De gronden die appellant verder nog in dit hoger beroep heeft aangevoerd zijn in essentie een herhaling van wat hij in beroep heeft aangevoerd. Appellant heeft zijn standpunt dat zijn beperkingen zijn onderschat ook in hoger beroep onvoldoende met medische stukken onderbouwd. De rechtbank heeft de beroepsgronden van appellant afdoende besproken en met juistheid geoordeeld dat de desbetreffende gronden niet slagen. De overwegingen die aan het oordeel van de rechtbank ten grondslag liggen worden geheel onderschreven.
4.7.
De overwegingen in 4.3 tot en met 4.6 leiden tot de conclusie dat het hoger beroep niet slaagt en de aangevallen uitspraak moet worden bevestigd. Bij deze uitkomst moet het verzoek om schadevergoeding worden afgewezen.

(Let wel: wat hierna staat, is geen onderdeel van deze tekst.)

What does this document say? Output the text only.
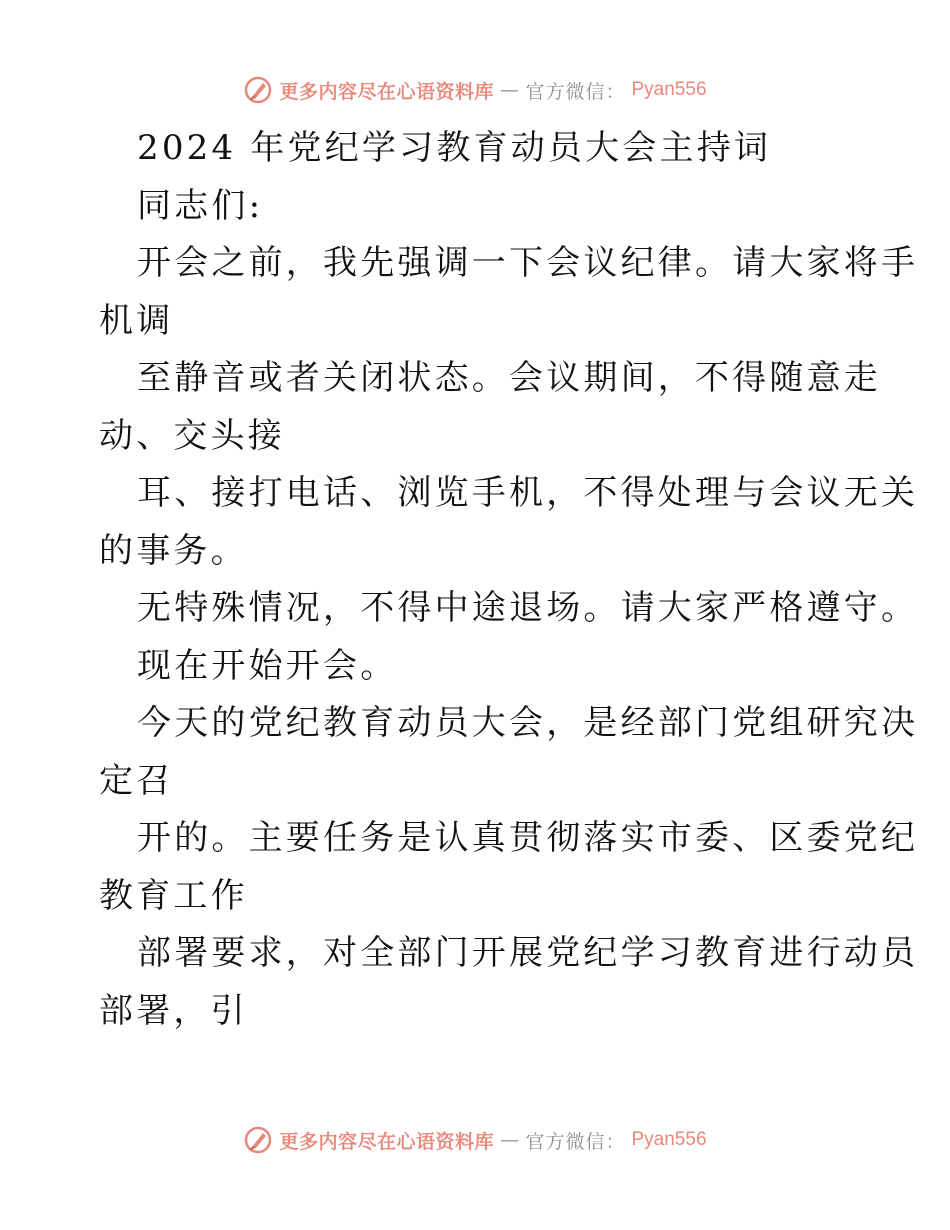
更多内容尽在心语资料库 — 官方微信： Pyan556
2024 年党纪学习教育动员大会主持词
同志们:
开会之前，我先强调一下会议纪律。请大家将手
机调
至静音或者关闭状态。会议期间，不得随意走
动、交头接
耳、接打电话、浏览手机，不得处理与会议无关
的事务。
无特殊情况，不得中途退场。请大家严格遵守。
现在开始开会。
今天的党纪教育动员大会，是经部门党组研究决
定召
开的。主要任务是认真贯彻落实市委、区委党纪
教育工作
部署要求，对全部门开展党纪学习教育进行动员
部署，引
更多内容尽在心语资料库 — 官方微信： Pyan556
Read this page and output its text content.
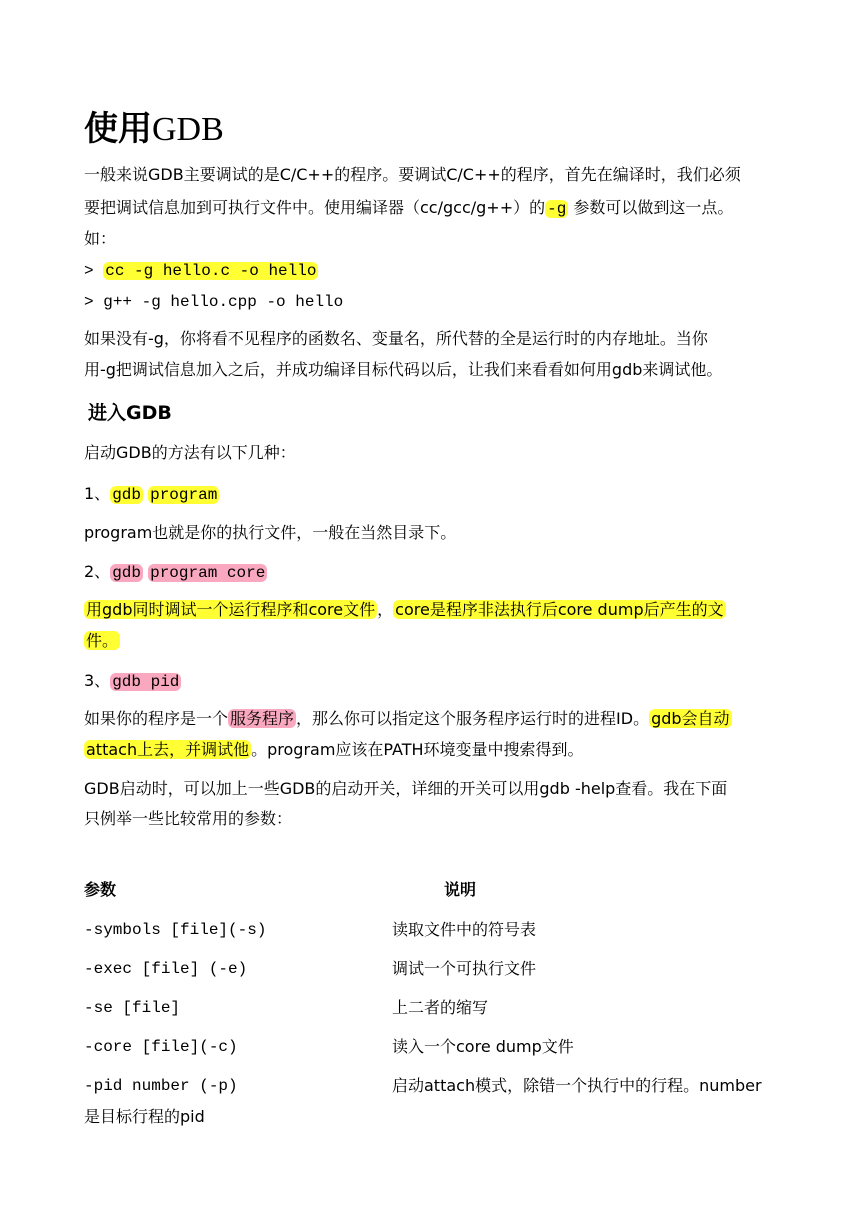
使用GDB
一般来说GDB主要调试的是C/C++的程序。要调试C/C++的程序，首先在编译时，我们必须
要把调试信息加到可执行文件中。使用编译器（cc/gcc/g++）的 -g 参数可以做到这一点。
如：
> cc -g hello.c -o hello
> g++ -g hello.cpp -o hello
如果没有-g，你将看不见程序的函数名、变量名，所代替的全是运行时的内存地址。当你
用-g把调试信息加入之后，并成功编译目标代码以后，让我们来看看如何用gdb来调试他。
进入GDB
启动GDB的方法有以下几种：
1、 gdb program
program也就是你的执行文件，一般在当然目录下。
2、 gdb program core
用gdb同时调试一个运行程序和core文件 ， core是程序非法执行后core dump后产生的文
件。
3、 gdb pid
如果你的程序是一个 服务程序 ，那么你可以指定这个服务程序运行时的进程ID。 gdb会自动
attach上去，并调试他 。program应该在PATH环境变量中搜索得到。
GDB启动时，可以加上一些GDB的启动开关，详细的开关可以用gdb -help查看。我在下面
只例举一些比较常用的参数：
参数	说明
-symbols [file](-s)	读取文件中的符号表
-exec [file] (-e)	调试一个可执行文件
-se [file]	上二者的缩写
-core [file](-c)	读入一个core dump文件
-pid number (-p)	启动attach模式，除错一个执行中的行程。number
是目标行程的pid
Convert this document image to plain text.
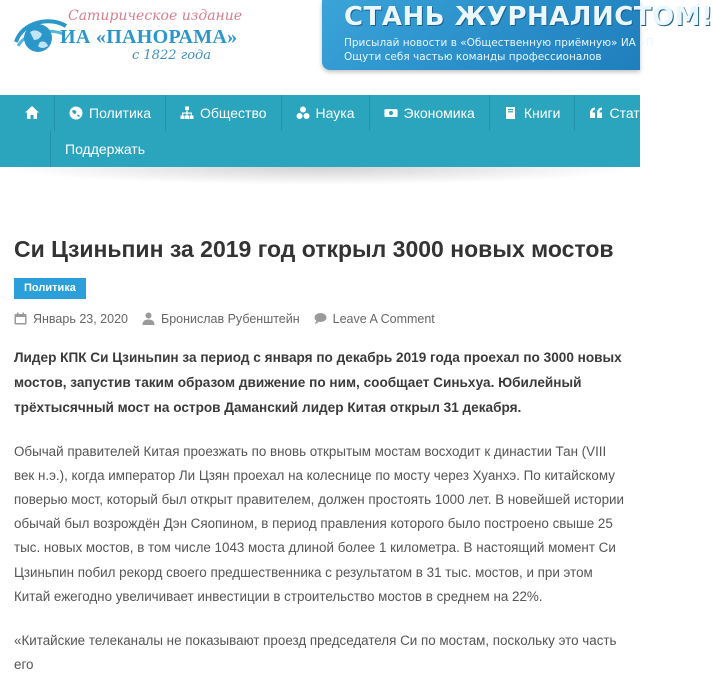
Сатирическое издание
ИА «ПАНОРАМА»
с 1822 года
СТАНЬ ЖУРНАЛИСТОМ!
Присылай новости в «Общественную приёмную» ИА «П
Ощути себя частью команды профессионалов
Политика	Общество	Наука	Экономика	Книги	Статьи
Поддержать
Си Цзиньпин за 2019 год открыл 3000 новых мостов
Политика
Январь 23, 2020	Бронислав Рубенштейн	Leave A Comment

Лидер КПК Си Цзиньпин за период с января по декабрь 2019 года проехал по 3000 новых мостов, запустив таким образом движение по ним, сообщает Синьхуа. Юбилейный трёхтысячный мост на остров Даманский лидер Китая открыл 31 декабря.

Обычай правителей Китая проезжать по вновь открытым мостам восходит к династии Тан (VIII век н.э.), когда император Ли Цзян проехал на колеснице по мосту через Хуанхэ. По китайскому поверью мост, который был открыт правителем, должен простоять 1000 лет. В новейшей истории обычай был возрождён Дэн Сяопином, в период правления которого было построено свыше 25 тыс. новых мостов, в том числе 1043 моста длиной более 1 километра. В настоящий момент Си Цзиньпин побил рекорд своего предшественника с результатом в 31 тыс. мостов, и при этом Китай ежегодно увеличивает инвестиции в строительство мостов в среднем на 22%.

«Китайские телеканалы не показывают проезд председателя Си по мостам, поскольку это часть его
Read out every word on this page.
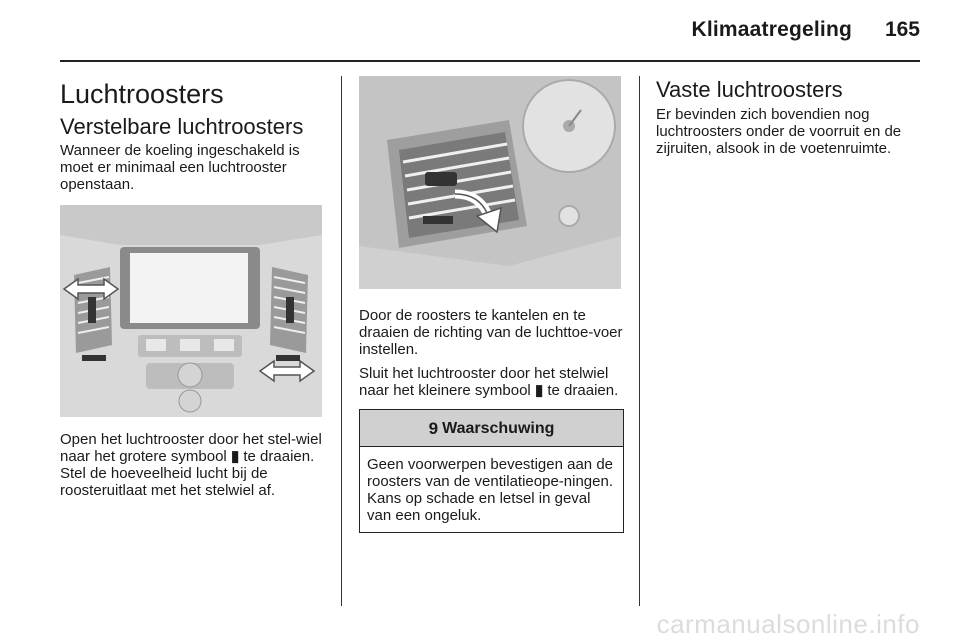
Klimaatregeling 165
Luchtroosters
Verstelbare luchtroosters

Wanneer de koeling ingeschakeld is moet er minimaal een luchtrooster openstaan.

Open het luchtrooster door het stel-wiel naar het grotere symbool ▮ te draaien. Stel de hoeveelheid lucht bij de roosteruitlaat met het stelwiel af.

Door de roosters te kantelen en te draaien de richting van de luchttoe-voer instellen.

Sluit het luchtrooster door het stelwiel naar het kleinere symbool ▮ te draaien.

9 Waarschuwing
Geen voorwerpen bevestigen aan de roosters van de ventilatieope-ningen. Kans op schade en letsel in geval van een ongeluk.
Vaste luchtroosters

Er bevinden zich bovendien nog luchtroosters onder de voorruit en de zijruiten, alsook in de voetenruimte.

carmanualsonline.info
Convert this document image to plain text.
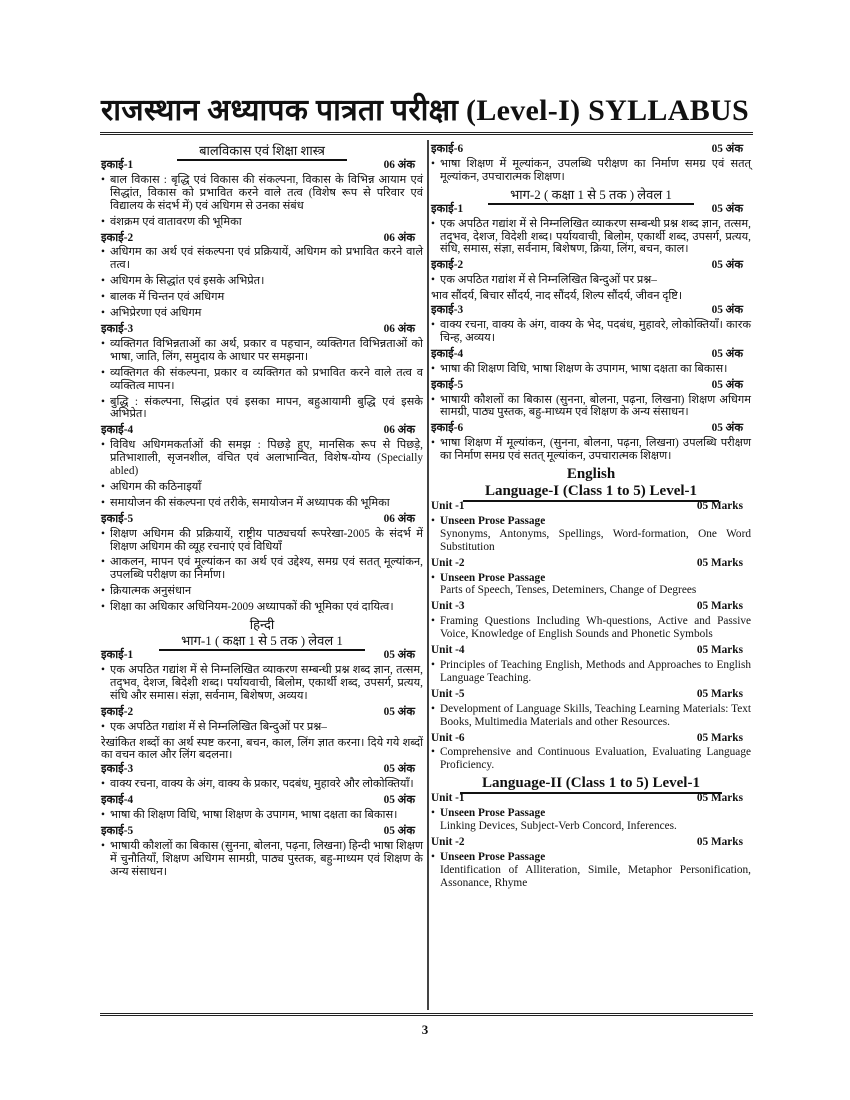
राजस्थान अध्यापक पात्रता परीक्षा (Level-I) SYLLABUS
बालविकास एवं शिक्षा शास्त्र
इकाई-1	06 अंक
• बाल विकास : बृद्धि एवं विकास की संकल्पना, विकास के विभिन्न आयाम एवं सिद्धांत, विकास को प्रभावित करने वाले तत्व (विशेष रूप से परिवार एवं विद्यालय के संदर्भ में) एवं अधिगम से उनका संबंध
• वंशक्रम एवं वातावरण की भूमिका
इकाई-2	06 अंक
• अधिगम का अर्थ एवं संकल्पना एवं प्रक्रियायें, अधिगम को प्रभावित करने वाले तत्व।
• अधिगम के सिद्धांत एवं इसके अभिप्रेत।
• बालक में चिन्तन एवं अधिगम
• अभिप्रेरणा एवं अधिगम
इकाई-3	06 अंक
• व्यक्तिगत विभिन्नताओं का अर्थ, प्रकार व पहचान, व्यक्तिगत विभिन्नताओं को भाषा, जाति, लिंग, समुदाय के आधार पर समझना।
• व्यक्तिगत की संकल्पना, प्रकार व व्यक्तिगत को प्रभावित करने वाले तत्व व व्यक्तित्व मापन।
• बुद्धि : संकल्पना, सिद्धांत एवं इसका मापन, बहुआयामी बुद्धि एवं इसके अभिप्रेत।
इकाई-4	06 अंक
• विविध अधिगमकर्ताओं की समझ : पिछड़े हुए, मानसिक रूप से पिछड़े, प्रतिभाशाली, सृजनशील, वंचित एवं अलाभान्वित, विशेष-योग्य (Specially abled)
• अधिगम की कठिनाइयाँ
• समायोजन की संकल्पना एवं तरीके, समायोजन में अध्यापक की भूमिका
इकाई-5	06 अंक
• शिक्षण अधिगम की प्रक्रियायें, राष्ट्रीय पाठ्यचर्या रूपरेखा-2005 के संदर्भ में शिक्षण अधिगम की व्यूह रचनाएं एवं विधियाँ
• आकलन, मापन एवं मूल्यांकन का अर्थ एवं उद्देश्य, समग्र एवं सतत् मूल्यांकन, उपलब्धि परीक्षण का निर्माण।
• क्रियात्मक अनुसंधान
• शिक्षा का अधिकार अधिनियम-2009 अध्यापकों की भूमिका एवं दायित्व।
हिन्दी
भाग-1 ( कक्षा 1 से 5 तक ) लेवल 1
इकाई-1	05 अंक
• एक अपठित गद्यांश में से निम्नलिखित व्याकरण सम्बन्धी प्रश्न शब्द ज्ञान, तत्सम, तद्‌भव, देशज, बिदेशी शब्द। पर्यायवाची, बिलोम, एकार्थी शब्द, उपसर्ग, प्रत्यय, संधि और समास। संज्ञा, सर्वनाम, बिशेषण, अव्यय।
इकाई-2	05 अंक
• एक अपठित गद्यांश में से निम्नलिखित बिन्दुओं पर प्रश्न–
रेखांकित शब्दों का अर्थ स्पष्ट करना, बचन, काल, लिंग ज्ञात करना। दिये गये शब्दों का वचन काल और लिंग बदलना।
इकाई-3	05 अंक
• वाक्य रचना, वाक्य के अंग, वाक्य के प्रकार, पदबंध, मुहावरे और लोकोक्तियाँ।
इकाई-4	05 अंक
• भाषा की शिक्षण विधि, भाषा शिक्षण के उपागम, भाषा दक्षता का बिकास।
इकाई-5	05 अंक
• भाषायी कौशलों का बिकास (सुनना, बोलना, पढ़ना, लिखना) हिन्दी भाषा शिक्षण में चुनौतियाँ, शिक्षण अधिगम सामग्री, पाठ्य पुस्तक, बहु-माध्यम एवं शिक्षण के अन्य संसाधन।
इकाई-6	05 अंक
• भाषा शिक्षण में मूल्यांकन, उपलब्धि परीक्षण का निर्माण समग्र एवं सतत् मूल्यांकन, उपचारात्मक शिक्षण।
भाग-2 ( कक्षा 1 से 5 तक ) लेवल 1
इकाई-1	05 अंक
• एक अपठित गद्यांश में से निम्नलिखित व्याकरण सम्बन्धी प्रश्न शब्द ज्ञान, तत्सम, तद्‌भव, देशज, विदेशी शब्द। पर्यायवाची, बिलोम, एकार्थी शब्द, उपसर्ग, प्रत्यय, संधि, समास, संज्ञा, सर्वनाम, बिशेषण, क्रिया, लिंग, बचन, काल।
इकाई-2	05 अंक
• एक अपठित गद्यांश में से निम्नलिखित बिन्दुओं पर प्रश्न–
भाव सौंदर्य, बिचार सौंदर्य, नाद सौंदर्य, शिल्प सौंदर्य, जीवन दृष्टि।
इकाई-3	05 अंक
• वाक्य रचना, वाक्य के अंग, वाक्य के भेद, पदबंध, मुहावरे, लोकोक्तियाँ। कारक चिन्ह, अव्यय।
इकाई-4	05 अंक
• भाषा की शिक्षण विधि, भाषा शिक्षण के उपागम, भाषा दक्षता का बिकास।
इकाई-5	05 अंक
• भाषायी कौशलों का बिकास (सुनना, बोलना, पढ़ना, लिखना) शिक्षण अधिगम सामग्री, पाठ्य पुस्तक, बहु-माध्यम एवं शिक्षण के अन्य संसाधन।
इकाई-6	05 अंक
• भाषा शिक्षण में मूल्यांकन, (सुनना, बोलना, पढ़ना, लिखना) उपलब्धि परीक्षण का निर्माण समग्र एवं सतत् मूल्यांकन, उपचारात्मक शिक्षण।
English
Language-I (Class 1 to 5) Level-1
Unit -1	05 Marks
• Unseen Prose Passage
Synonyms, Antonyms, Spellings, Word-formation, One Word Substitution
Unit -2	05 Marks
• Unseen Prose Passage
Parts of Speech, Tenses, Deteminers, Change of Degrees
Unit -3	05 Marks
• Framing Questions Including Wh-questions, Active and Passive Voice, Knowledge of English Sounds and Phonetic Symbols
Unit -4	05 Marks
• Principles of Teaching English, Methods and Approaches to English Language Teaching.
Unit -5	05 Marks
• Development of Language Skills, Teaching Learning Materials: Text Books, Multimedia Materials and other Resources.
Unit -6	05 Marks
• Comprehensive and Continuous Evaluation, Evaluating Language Proficiency.
Language-II (Class 1 to 5) Level-1
Unit -1	05 Marks
• Unseen Prose Passage
Linking Devices, Subject-Verb Concord, Inferences.
Unit -2	05 Marks
• Unseen Prose Passage
Identification of Alliteration, Simile, Metaphor Personification, Assonance, Rhyme
3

5. Voor een veroordeling in de proceskosten bestaat geen aanleiding.

BESLISSING

De Centrale Raad van Beroep
- bevestigt de aangevallen uitspraak;
- wijst het verzoek om schadevergoeding af.
Deze uitspraak is gedaan door W.J.A.M. van Brussel, in tegenwoordigheid van
R. van der Heide als griffier. De beslissing is uitgesproken in het openbaar op 16 december 2021.